Ya desde el primer momento, como todas las musas del softcore de los 70, Nastassja Kinski fue estigmatizada por los últimos retrógrados —que les llamaban los liberados—, esos inquisidores, siempre con la prohibición de la pornografía a cuestas y la cantinela de que el sexo es pecado. Apenas supieron que sólo tenía quince años cuando había tenido una historia con Polanski, para la opinión pública uno de los grandes pervertidores de menores, pusieron el grito en el cielo. A ese revuelo fue a sumarse una supuesta falsificación de su fecha de nacimiento —vino al mundo en Berlín en 1959—, a la que la actriz se prestó de buen grado para hacerse pasar por mayor de edad y que sus desnudos pudieran verse en Estados Unidos.
Paul Schrader, buen conocedor de ese puritanismo que había hecho de la joven Nastassja uno de sus objetivos principales, fue educado en el calvinismo más estricto y no se le permitió ir al cine hasta los 18 años. Seguro que significa algo que Schrader brindase a la dulce hija del ogro otro de sus grandes personajes: la Irena Gallier de El beso de la pantera (1982), su esplendido remake de La mujer pantera (Jacques Tourneur, 1942). Completa la filmografía ideal de nuestra actriz la Leila de Corazonada (Francis Ford Coppola, 1981), acaso su última ingenua.

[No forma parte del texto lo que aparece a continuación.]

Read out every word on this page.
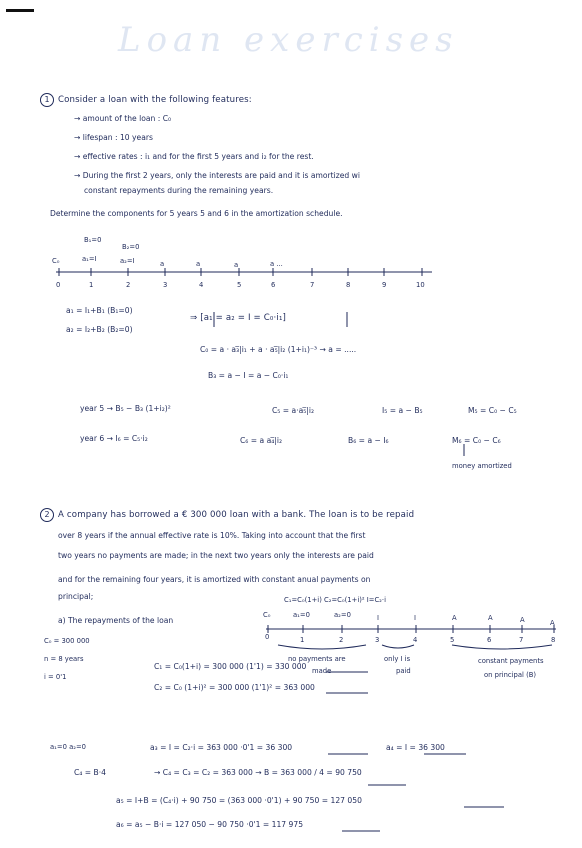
Loan exercises
1 Consider a loan with the following features:
→ amount of the loan : C₀
→ lifespan : 10 years
→ effective rates : i₁ and for the first 5 years and i₂ for the rest.
→ During the first 2 years, only the interests are paid and it is amortized wi
constant repayments during the remaining years.
Determine the components for 5 years 5 and 6 in the amortization schedule.
B₁=0
B₂=0
C₀	a₁=I	a₂=I	a	a	a	a ...
0	1	2	3	4	5	6	7	8	9	10
a₁ = I₁+B₁ (B₁=0)
a₂ = I₂+B₂ (B₂=0)
⇒ [a₁ = a₂ = I = C₀·i₁]
C₀ = a · a₃̅|i₁ + a · a₅̅|i₂ (1+i₁)⁻³ → a = .....
B₃ = a − I = a − C₀·i₁
year 5 → B₅ − B₃ (1+i₂)²	C₅ = a·a₅̅|i₂	I₅ = a − B₅	M₅ = C₀ − C₅
year 6 → I₆ = C₅·i₂	C₆ = a a₄̅|i₂	B₆ = a − I₆	M₆ = C₀ − C₆
money amortized
2 A company has borrowed a € 300 000 loan with a bank. The loan is to be repaid
over 8 years if the annual effective rate is 10%. Taking into account that the first
two years no payments are made; in the next two years only the interests are paid
and for the remaining four years, it is amortized with constant anual payments on
principal;	C₁=C₀(1+i) C₂=C₀(1+i)² I=C₂·i
a) The repayments of the loan
C₀ = 300 000
n = 8 years
i = 0'1
C₀	a₁=0	a₂=0	I	I	A	A	A	A
0	1	2	3	4	5	6	7	8
no payments are
made
only I is
paid
constant payments
on principal (B)
C₁ = C₀(1+i) = 300 000 (1'1) = 330 000
C₂ = C₀ (1+i)² = 300 000 (1'1)² = 363 000
a₁=0 a₂=0	a₃ = I = C₂·i = 363 000 ·0'1 = 36 300	a₄ = I = 36 300
C₄ = B·4	→ C₄ = C₃ = C₂ = 363 000 → B = 363 000 / 4 = 90 750
a₅ = I+B = (C₄·i) + 90 750 = (363 000 ·0'1) + 90 750 = 127 050
a₆ = a₅ − B·i = 127 050 − 90 750 ·0'1 = 117 975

Mujer libre donde las haya, nunca se dejó intimidar por las críticas de los puritanos. Amó en la vida real a no pocos de los grandes cineastas que trabajaron con ella, a cuantos hombres le dio la gana. Al final no fueron las insidias de los bienpensantes las que acabaron con la estrella de Nastassja Kinski, fue el cine comercial. Tras Los amantes de María (Andrey Konchalovskiy, 1984) comenzó a darse a él con largueza. Volvió a colaborar con Wenders en Tan lejos, tan cerca (1993) y con David Lynch en Inland Empire (2006). Después el tiempo se llevó a aquella chica de mirada imprecisa, en algún punto entre el bien y el mal. Desde el año 13 no ha vuelto a ponerse delante de un tomavistas.